One of the guiding principes behind the kinds of investing we do at OATV is a belief that innovation starts with enthusiasts. That the things people do in their free time are often indicators of broader, longer term, disruptive trends. These hobbies can often develop into movements which stay off the radar for years until they gain enough critical mass that they can’t be ignored by large corporations.
It was this principle that led us to a group of MIT PhDs back in the winter of 2006. These recent MIT grads had started Squid Labs- a “do-tank” in Emeryville, CA to explore a number of projects at the intersection of art, science and technology. One of their projects began as a site for sharing step by step instructions for DIY kiteboard designs and was seeing a community form around much more than just kiteboarding. Community members were beginning to share instructions on how-to do a wide variety of projects from custom electronics to recipes and just about everything in between.
One of those original MIT PhDs. Eric Wilhelm, presented us with a proposal to spin the site, Instructables.com, out of Squid Labs. Eric’s vision for Instructables extended far beyond it’s kiteboarding roots and touched on a broader trend we felt had tremendous disruptive potential. From his first pitch deck:
Instructables will enable open-source hardware by providing a web-based service that will allow users to collaboratively design, document, build, and market their ideas.
That mission continues today. But, rather than couched in his 2006 geek speak of open source hardware, Instructables has become a service fostering a new kind of learning and information sharing that extends well beyond it’s technology roots. It’s an ambitious mission and one that requires scale to resources beyond that of just a small start up.
So, today’s announcement is a sweet one for the Instructables team as they’ve been acquired by the leading software provider for designers and engineers, Autodesk.
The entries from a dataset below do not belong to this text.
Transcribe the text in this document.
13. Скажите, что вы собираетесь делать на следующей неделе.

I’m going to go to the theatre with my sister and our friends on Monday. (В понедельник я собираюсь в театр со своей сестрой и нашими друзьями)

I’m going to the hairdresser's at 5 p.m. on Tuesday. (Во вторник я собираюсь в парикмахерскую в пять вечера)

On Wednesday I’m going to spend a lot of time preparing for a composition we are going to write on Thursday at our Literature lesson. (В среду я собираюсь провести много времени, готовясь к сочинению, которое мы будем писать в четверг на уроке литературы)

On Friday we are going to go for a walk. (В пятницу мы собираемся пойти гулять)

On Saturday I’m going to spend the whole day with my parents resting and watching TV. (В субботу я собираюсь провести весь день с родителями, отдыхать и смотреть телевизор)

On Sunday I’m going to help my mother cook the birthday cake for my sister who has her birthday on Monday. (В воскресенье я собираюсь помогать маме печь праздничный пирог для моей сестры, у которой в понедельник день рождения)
As always, it’s a bittersweet announcement for us here at OATV. Instructables was the very first investment we made as a new firm and its been a pleasure to work so closely with Eric and his team as they’ve executed on their vision. So the bitter part is that we won’t get to work with them at the level we have in the past. The sweet part is seeing a leading software company, like Autodesk, recognize and validate the role of the enthusiasts in the value chain of commercial software. It’s from these hobbyists that new opportunity and markets spring and seeing Autodesk embrace that community as part of this acquisition is sweet validation indeed.
PS- of course there’s an Instructable on building Instructables.